Move to a Online Savings Account
As ValuePenguin has long pointed out, the highest savings rates are largely found at online banks. Unlike the major retail banks, online banks have increased their savings rates in bigger increments as the federal fund rises. For instance, both Goldman Sachs Bank USA and Ally bank have upped their online deposit rates by 15 basis points (or 0.15%) since March, to 1.2% and 1.15% respectively.
The difference could mean a modest hike in interest earnings if you’re willing to switch banks. For example, say you have $5,200 in your savings account—the median balance according to ValuePenguin. At a big bank offering 0.01% interest rate, your money would earn just 52 cents in a year. Move that balance to DollarSavingsDirect—with a 1.4% rate—and you pocket $72.80 instead.
Online Savings Accounts with the Highest Rates
These are the rates ValuePenguin found in late July on online savings accounts with no minimum deposits. Note that rates can change at any time. For instance, Barclays increased its rates by 5 basis points while ValuePenguin its analysis.
|Bank||Account||Annual Percentage Yield|
|DollarSavingsDirect||DollarSavings Direct Dollar Savings||1.40%|
|GS Bank||GS Bank Online Savings||1.20%|
|Barclays Bank||Barclays Dream Account||1.20%|
|Barclays Bank||Barclays Online Savings||1.20%|
|Ally Bank||Ally Onine Savings||1.15%|
Move to a Rewards Checking Account
Another way to get higher rates is to put your money into rewards checking accounts at smaller institutions that offer online availability to any U.S. customer. “Many community banks and credit unions are going heavily [into] this [area],” according to Michael Moebs, founder and CEO of Moebs Services, an economic research firm.
For instance, Northpointe Bank in Grand Rapids, Michigan, offers 5% on checking account balances, up to $10,000. Even if you take the more typical rate of 3% on the best accounts we found, you’d realize about $150 a year in additional interest compared with keeping the money in a typical big-bank account. Note that some accounts come with monthly requirements like making a certain number of debit-card purchases (independent of any ATM withdrawals) and having at least one automatic direct deposit each month.
Rewards Checking Accounts with the Highest Rates
These are the rates ValuePenguin found in late July on rewards checking with no minimum deposits.

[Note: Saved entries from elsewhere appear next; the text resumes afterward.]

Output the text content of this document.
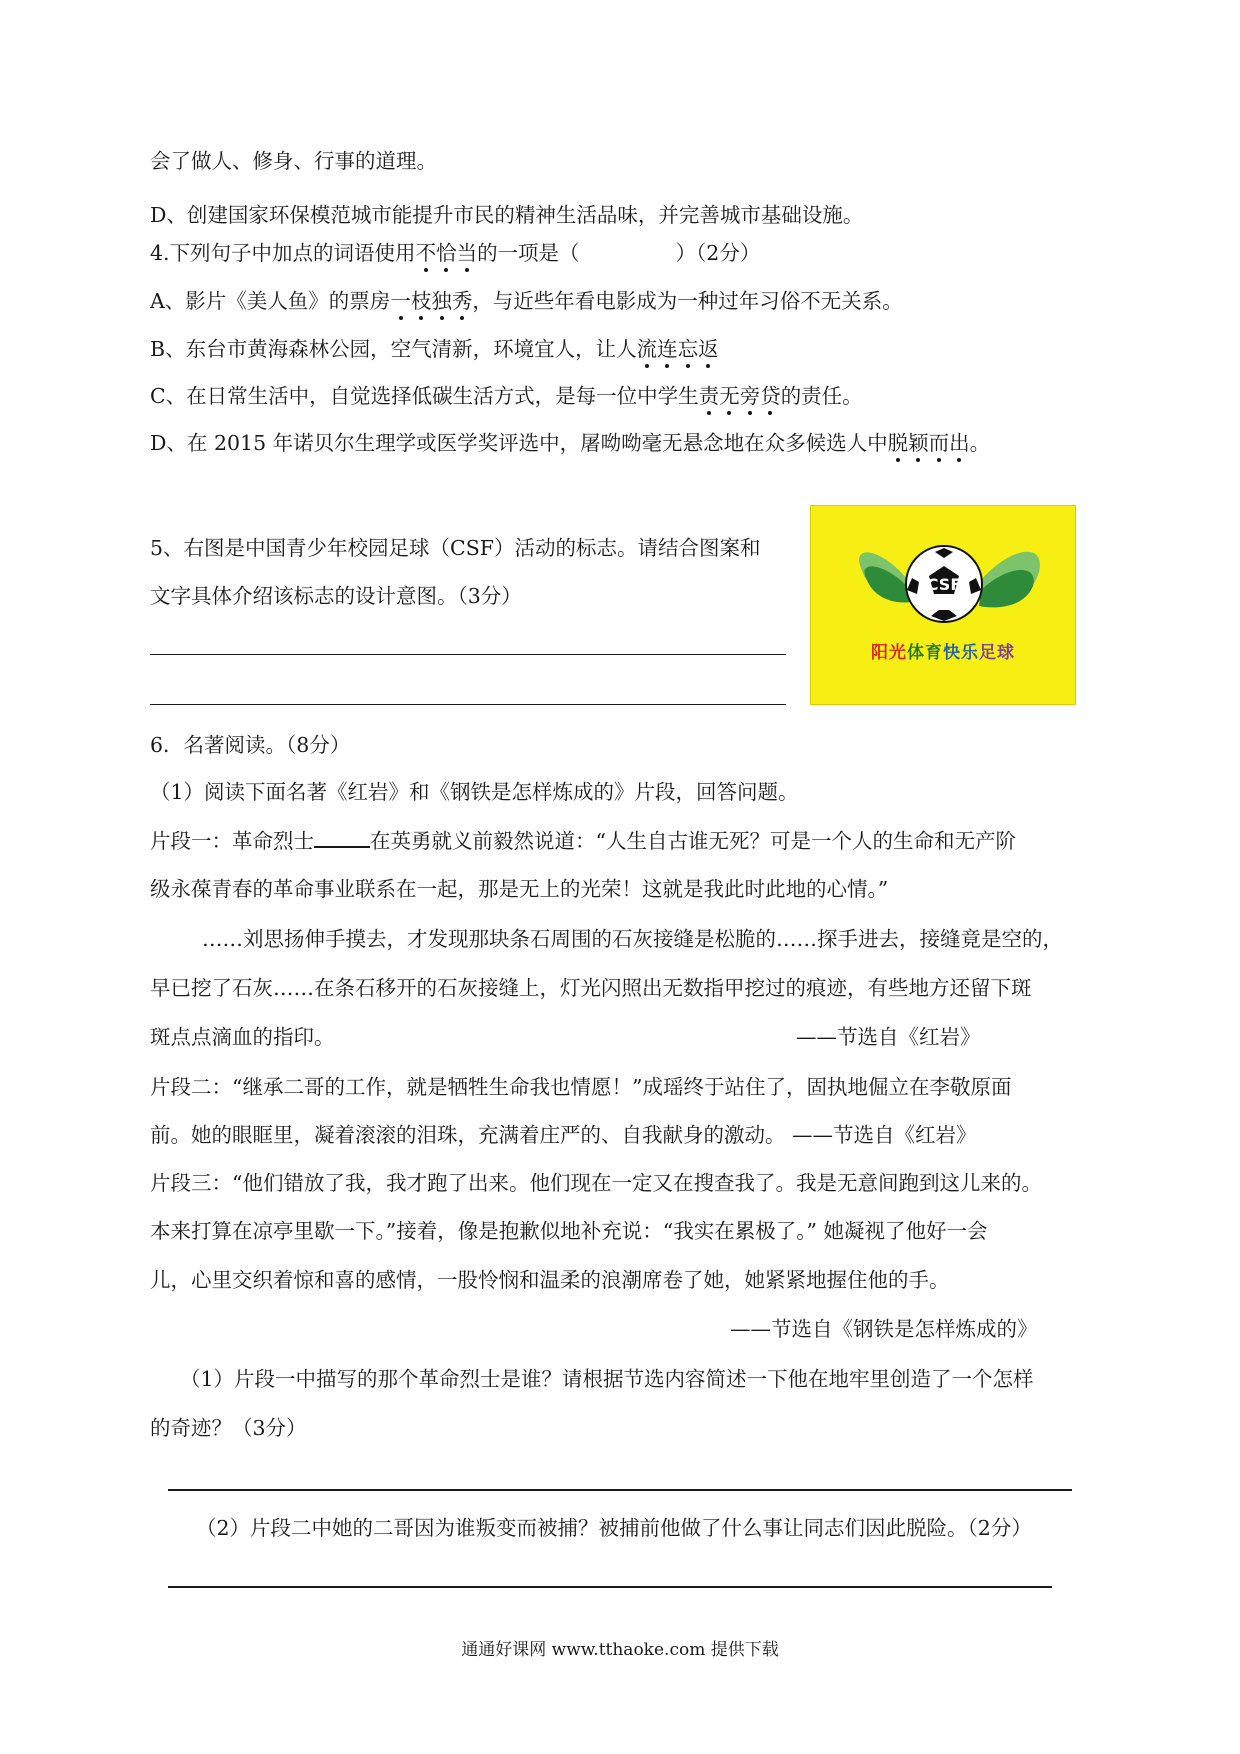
会了做人、修身、行事的道理。
D、创建国家环保模范城市能提升市民的精神生活品味，并完善城市基础设施。
4.下列句子中加点的词语使用不恰当的一项是（	）（2分）
A、影片《美人鱼》的票房一枝独秀，与近些年看电影成为一种过年习俗不无关系。
B、东台市黄海森林公园，空气清新，环境宜人，让人流连忘返
C、在日常生活中，自觉选择低碳生活方式，是每一位中学生责无旁贷的责任。
D、在 2015 年诺贝尔生理学或医学奖评选中，屠呦呦毫无悬念地在众多候选人中脱颖而出。
5、右图是中国青少年校园足球（CSF）活动的标志。请结合图案和
文字具体介绍该标志的设计意图。（3分）	CSF
阳光体育快乐足球
6．名著阅读。（8分）
（1）阅读下面名著《红岩》和《钢铁是怎样炼成的》片段，回答问题。
片段一：革命烈士	在英勇就义前毅然说道：“人生自古谁无死？可是一个人的生命和无产阶
级永葆青春的革命事业联系在一起，那是无上的光荣！这就是我此时此地的心情。”
……刘思扬伸手摸去，才发现那块条石周围的石灰接缝是松脆的……探手进去，接缝竟是空的，
早已挖了石灰……在条石移开的石灰接缝上，灯光闪照出无数指甲挖过的痕迹，有些地方还留下斑
斑点点滴血的指印。	——节选自《红岩》
片段二：“继承二哥的工作，就是牺牲生命我也情愿！”成瑶终于站住了，固执地倔立在李敬原面
前。她的眼眶里，凝着滚滚的泪珠，充满着庄严的、自我献身的激动。 ——节选自《红岩》
片段三：“他们错放了我，我才跑了出来。他们现在一定又在搜查我了。我是无意间跑到这儿来的。
本来打算在凉亭里歇一下。”接着，像是抱歉似地补充说：“我实在累极了。” 她凝视了他好一会
儿，心里交织着惊和喜的感情，一股怜悯和温柔的浪潮席卷了她，她紧紧地握住他的手。
——节选自《钢铁是怎样炼成的》
（1）片段一中描写的那个革命烈士是谁？请根据节选内容简述一下他在地牢里创造了一个怎样
的奇迹？（3分）
（2）片段二中她的二哥因为谁叛变而被捕？被捕前他做了什么事让同志们因此脱险。（2分）
通通好课网 www.tthaoke.com 提供下载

|Bank||Account||Annual Percentage Yield||Maximum Balance|
|Northpointe Bank||Northpointe Bank Ultimate Account||5.00%||$10,000|
|Consumers Credit Union||CCu Free Rewards Checking||3.09%||$10,000|
|Lake Michigan Credit Union||LMCU Max Checking||3.00%||$15,000|
|Bellco||Bellco Boost Interest Checking||2.25%||$25,000|
|Redneck Bank||Redneck Rewards Checking||2.00%||$10,000|
On the Horizon…
The Federal Reserve forecasts the federal funds rate to end the year at 1.4% and to eventually increase to 2.6% in 2018. At some point, if online banks keep upping their savings rates and enough consumers switch to those accounts, the big banks may be tempted to raise their rates.
They’ve already done that for corporate clients. Wells Fargo shelled out $683 million in interest expense in the second quarter, more than double from last year, but it went mostly to corporate clients who are “much more price sensitive,” said Wells Fargo’s Shrewsberry.

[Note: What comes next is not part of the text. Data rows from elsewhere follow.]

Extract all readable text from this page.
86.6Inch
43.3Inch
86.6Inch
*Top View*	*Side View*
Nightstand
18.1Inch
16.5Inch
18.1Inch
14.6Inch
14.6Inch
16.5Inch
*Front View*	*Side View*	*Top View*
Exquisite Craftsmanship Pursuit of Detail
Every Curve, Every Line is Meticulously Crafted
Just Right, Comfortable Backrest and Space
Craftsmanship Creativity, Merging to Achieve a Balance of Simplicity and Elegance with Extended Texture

Right now, though, major banks are betting their other services will keep regular consumers. “I think we believe we deliver a lot of value to depositors,” said Bank of America CFO Paul Donofrio, ticking off such features as transparency, convenience, mobile banking and rewards. “There’s some real value to having a relationship with us…plus the fact there’s been a lack of market pressure so far.”

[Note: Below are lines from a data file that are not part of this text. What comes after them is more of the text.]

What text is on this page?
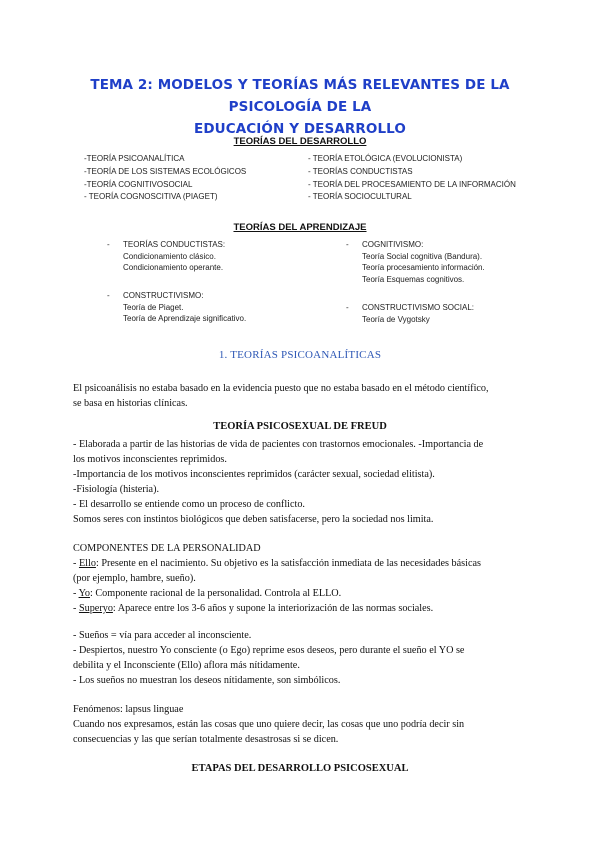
TEMA 2: MODELOS Y TEORÍAS MÁS RELEVANTES DE LA PSICOLOGÍA DE LA
EDUCACIÓN Y DESARROLLO
TEORÍAS DEL DESARROLLO
-TEORÍA PSICOANALÍTICA
-TEORÍA DE LOS SISTEMAS ECOLÓGICOS
-TEORÍA COGNITIVOSOCIAL
- TEORÍA COGNOSCITIVA (PIAGET)
- TEORÍA ETOLÓGICA (EVOLUCIONISTA)
- TEORÍAS CONDUCTISTAS
- TEORÍA DEL PROCESAMIENTO DE LA INFORMACIÓN
- TEORÍA SOCIOCULTURAL
TEORÍAS DEL APRENDIZAJE
- TEORÍAS CONDUCTISTAS:
Condicionamiento clásico.
Condicionamiento operante.
- COGNITIVISMO:
Teoría Social cognitiva (Bandura).
Teoría procesamiento información.
Teoría Esquemas cognitivos.
- CONSTRUCTIVISMO:
Teoría de Piaget.
Teoría de Aprendizaje significativo.
- CONSTRUCTIVISMO SOCIAL:
Teoría de Vygotsky
1. TEORÍAS PSICOANALÍTICAS

El psicoanálisis no estaba basado en la evidencia puesto que no estaba basado en el método científico,

se basa en historias clínicas.

TEORÍA PSICOSEXUAL DE FREUD

- Elaborada a partir de las historias de vida de pacientes con trastornos emocionales. -Importancia de

los motivos inconscientes reprimidos.

-Importancia de los motivos inconscientes reprimidos (carácter sexual, sociedad elitista).

-Fisiología (histeria).

- El desarrollo se entiende como un proceso de conflicto.

Somos seres con instintos biológicos que deben satisfacerse, pero la sociedad nos limita.

COMPONENTES DE LA PERSONALIDAD

- Ello: Presente en el nacimiento. Su objetivo es la satisfacción inmediata de las necesidades básicas

(por ejemplo, hambre, sueño).

- Yo: Componente racional de la personalidad. Controla al ELLO.

- Superyo: Aparece entre los 3-6 años y supone la interiorización de las normas sociales.

- Sueños = vía para acceder al inconsciente.

- Despiertos, nuestro Yo consciente (o Ego) reprime esos deseos, pero durante el sueño el YO se

debilita y el Inconsciente (Ello) aflora más nítidamente.

- Los sueños no muestran los deseos nítidamente, son simbólicos.

Fenómenos: lapsus linguae

Cuando nos expresamos, están las cosas que uno quiere decir, las cosas que uno podría decir sin

consecuencias y las que serían totalmente desastrosas si se dicen.

ETAPAS DEL DESARROLLO PSICOSEXUAL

In a way, consumers themselves are to blame for those measly to nonexistent boosts to deposit rates. That’s because they continue to deposit more money at bigger institutions, even as their returns stalled. In the second quarter, consumer deposits grew 5% year over year at Wells Fargo, 9% at Bank of America, and 10% at Chase, even though their rates are between 0.01% and 0.05%.